The sound of exploding bombs was so loud it was painful to the ears. Somebody lit a candle. The solid beams of the cellar would flex with every explosion and settle to our great relief. The dust was suffocating. The bombardment lasted 20 minutes. We were still alive. The exit had collapsed, there was no way out. To my own amazement I knew exactly where the exit was. I have never been in that cellar before but I knew.
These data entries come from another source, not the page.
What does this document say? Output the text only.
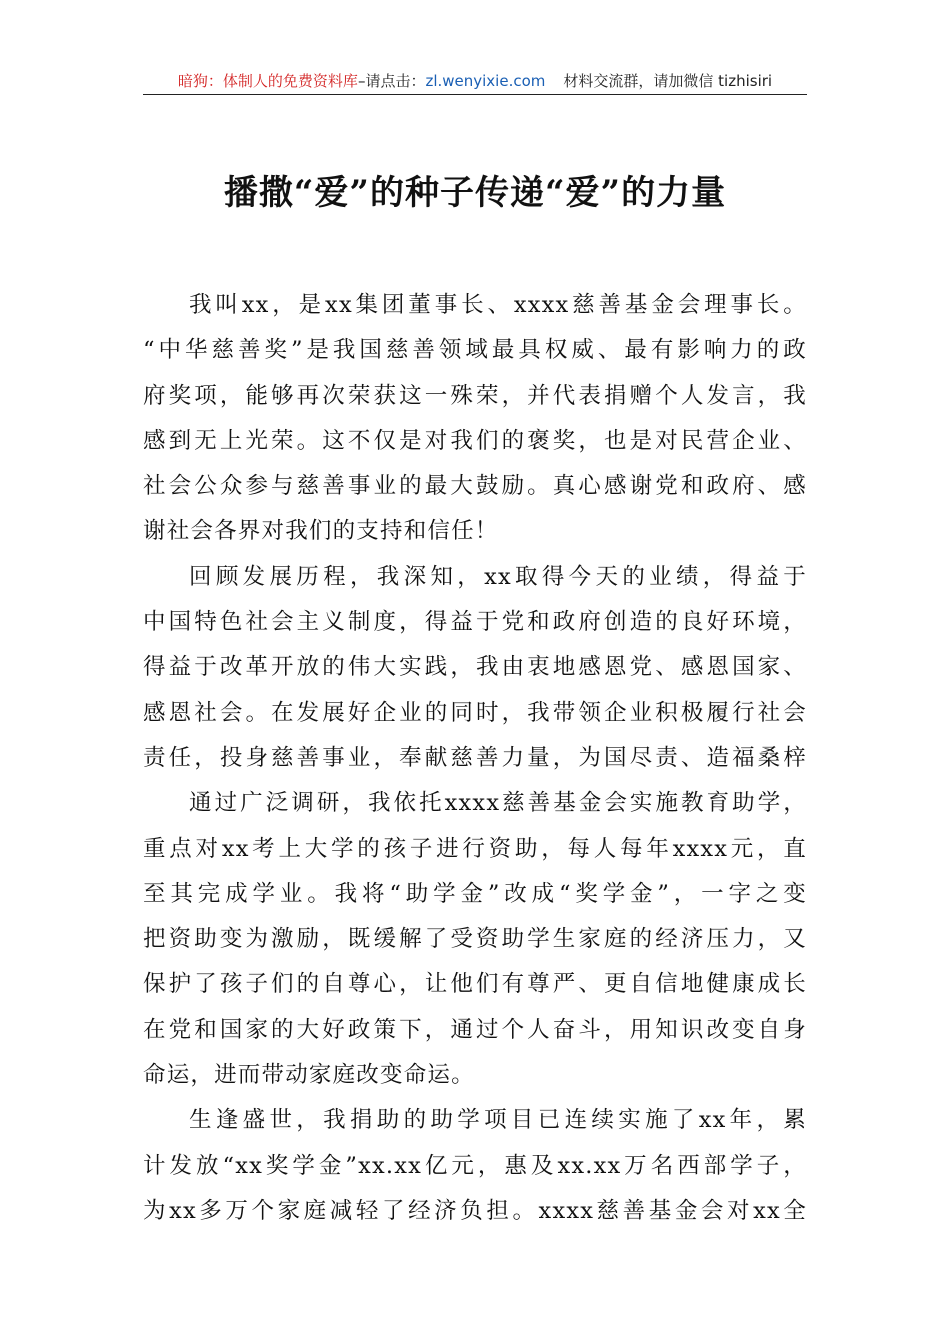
暗狗：体制人的免费资料库–请点击：zl.wenyixie.com 材料交流群，请加微信 tizhisiri
播撒“爱”的种子传递“爱”的力量
我叫xx，是xx集团董事长、xxxx慈善基金会理事长。
“中华慈善奖”是我国慈善领域最具权威、最有影响力的政
府奖项，能够再次荣获这一殊荣，并代表捐赠个人发言，我
感到无上光荣。这不仅是对我们的褒奖，也是对民营企业、
社会公众参与慈善事业的最大鼓励。真心感谢党和政府、感
谢社会各界对我们的支持和信任！
回顾发展历程，我深知，xx取得今天的业绩，得益于
中国特色社会主义制度，得益于党和政府创造的良好环境，
得益于改革开放的伟大实践，我由衷地感恩党、感恩国家、
感恩社会。在发展好企业的同时，我带领企业积极履行社会
责任，投身慈善事业，奉献慈善力量，为国尽责、造福桑梓
通过广泛调研，我依托xxxx慈善基金会实施教育助学，
重点对xx考上大学的孩子进行资助，每人每年xxxx元，直
至其完成学业。我将“助学金”改成“奖学金”，一字之变
把资助变为激励，既缓解了受资助学生家庭的经济压力，又
保护了孩子们的自尊心，让他们有尊严、更自信地健康成长
在党和国家的大好政策下，通过个人奋斗，用知识改变自身
命运，进而带动家庭改变命运。
生逢盛世，我捐助的助学项目已连续实施了xx年，累
计发放“xx奖学金”xx.xx亿元，惠及xx.xx万名西部学子，
为xx多万个家庭减轻了经济负担。xxxx慈善基金会对xx全
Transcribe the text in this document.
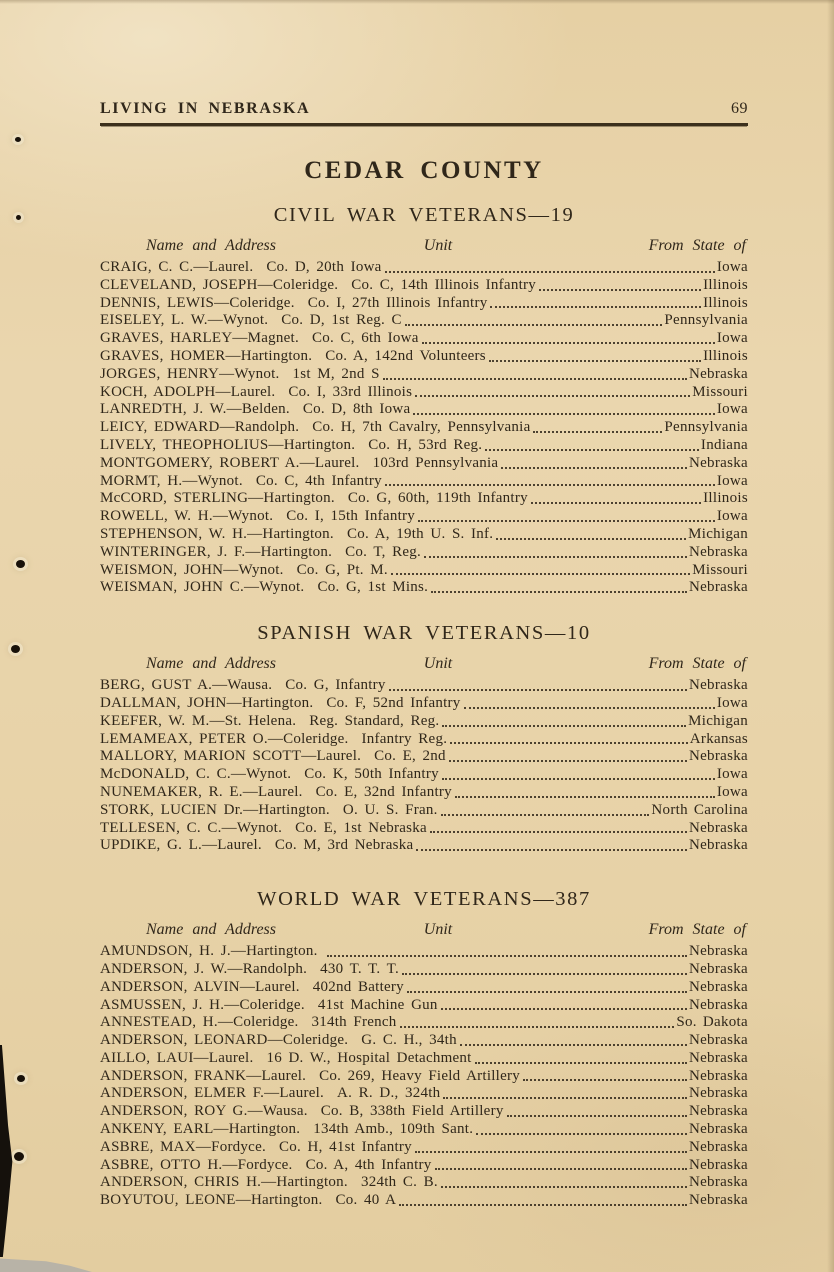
LIVING IN NEBRASKA	69
CEDAR COUNTY
CIVIL WAR VETERANS—19
Name and Address	Unit	From State of
CRAIG, C. C.—Laurel. Co. D, 20th Iowa	Iowa
CLEVELAND, JOSEPH—Coleridge. Co. C, 14th Illinois Infantry	Illinois
DENNIS, LEWIS—Coleridge. Co. I, 27th Illinois Infantry	Illinois
EISELEY, L. W.—Wynot. Co. D, 1st Reg. C	Pennsylvania
GRAVES, HARLEY—Magnet. Co. C, 6th Iowa	Iowa
GRAVES, HOMER—Hartington. Co. A, 142nd Volunteers	Illinois
JORGES, HENRY—Wynot. 1st M, 2nd S	Nebraska
KOCH, ADOLPH—Laurel. Co. I, 33rd Illinois	Missouri
LANREDTH, J. W.—Belden. Co. D, 8th Iowa	Iowa
LEICY, EDWARD—Randolph. Co. H, 7th Cavalry, Pennsylvania	Pennsylvania
LIVELY, THEOPHOLIUS—Hartington. Co. H, 53rd Reg.	Indiana
MONTGOMERY, ROBERT A.—Laurel. 103rd Pennsylvania	Nebraska
MORMT, H.—Wynot. Co. C, 4th Infantry	Iowa
McCORD, STERLING—Hartington. Co. G, 60th, 119th Infantry	Illinois
ROWELL, W. H.—Wynot. Co. I, 15th Infantry	Iowa
STEPHENSON, W. H.—Hartington. Co. A, 19th U. S. Inf.	Michigan
WINTERINGER, J. F.—Hartington. Co. T, Reg.	Nebraska
WEISMON, JOHN—Wynot. Co. G, Pt. M.	Missouri
WEISMAN, JOHN C.—Wynot. Co. G, 1st Mins.	Nebraska
SPANISH WAR VETERANS—10
Name and Address	Unit	From State of
BERG, GUST A.—Wausa. Co. G, Infantry	Nebraska
DALLMAN, JOHN—Hartington. Co. F, 52nd Infantry	Iowa
KEEFER, W. M.—St. Helena. Reg. Standard, Reg.	Michigan
LEMAMEAX, PETER O.—Coleridge. Infantry Reg.	Arkansas
MALLORY, MARION SCOTT—Laurel. Co. E, 2nd	Nebraska
McDONALD, C. C.—Wynot. Co. K, 50th Infantry	Iowa
NUNEMAKER, R. E.—Laurel. Co. E, 32nd Infantry	Iowa
STORK, LUCIEN Dr.—Hartington. O. U. S. Fran.	North Carolina
TELLESEN, C. C.—Wynot. Co. E, 1st Nebraska	Nebraska
UPDIKE, G. L.—Laurel. Co. M, 3rd Nebraska	Nebraska
WORLD WAR VETERANS—387
Name and Address	Unit	From State of
AMUNDSON, H. J.—Hartington.	Nebraska
ANDERSON, J. W.—Randolph. 430 T. T. T.	Nebraska
ANDERSON, ALVIN—Laurel. 402nd Battery	Nebraska
ASMUSSEN, J. H.—Coleridge. 41st Machine Gun	Nebraska
ANNESTEAD, H.—Coleridge. 314th French	So. Dakota
ANDERSON, LEONARD—Coleridge. G. C. H., 34th	Nebraska
AILLO, LAUI—Laurel. 16 D. W., Hospital Detachment	Nebraska
ANDERSON, FRANK—Laurel. Co. 269, Heavy Field Artillery	Nebraska
ANDERSON, ELMER F.—Laurel. A. R. D., 324th	Nebraska
ANDERSON, ROY G.—Wausa. Co. B, 338th Field Artillery	Nebraska
ANKENY, EARL—Hartington. 134th Amb., 109th Sant.	Nebraska
ASBRE, MAX—Fordyce. Co. H, 41st Infantry	Nebraska
ASBRE, OTTO H.—Fordyce. Co. A, 4th Infantry	Nebraska
ANDERSON, CHRIS H.—Hartington. 324th C. B.	Nebraska
BOYUTOU, LEONE—Hartington. Co. 40 A	Nebraska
We were standing by the wall; there was a niche close by. I asked my mother to hoist me up the ledge of the niche so I could find the exit. Nobody believed me. I jumped onto my brother’s shoulders and onto the ledge, the niche was one metre deep, I turned left and there it was; the exit! Everybody scrambled up the ledge and got out of the cellar, over 100 souls. The devastation from the bombardment, which lasted 20 minutes, was devastating. The entire centre of the city from Martin’s Tor to Schwaben Tor was razed to the ground. When we climbed out of the collapsed building all we could see was mountains of rubble, twisted beams, wires and huge sheets of roaring flames 20 metres high, the noise was ear splitting. We were trying to reach the cathedral, which by a miracle remained intact. Everywhere you looked there were no buildings, no streets, just mountains of rubble, roaring flames. At last we reached the cathedral. Half the presbytery was destroyed. On the first floor balcony stood a monk in a dark brown and white habit and played the violin like a virtuoso.

We could not believe our eyes, we stopped and listened to this heavenly music for a while, and then we ran past burning tall buildings, swaying, and crashing down as soon as we ran past. At last we reached Schlossberg, the park on the hill. Hundreds of survivors were escaping the inferno like us. The next day was dark; it was raining ashes all day long.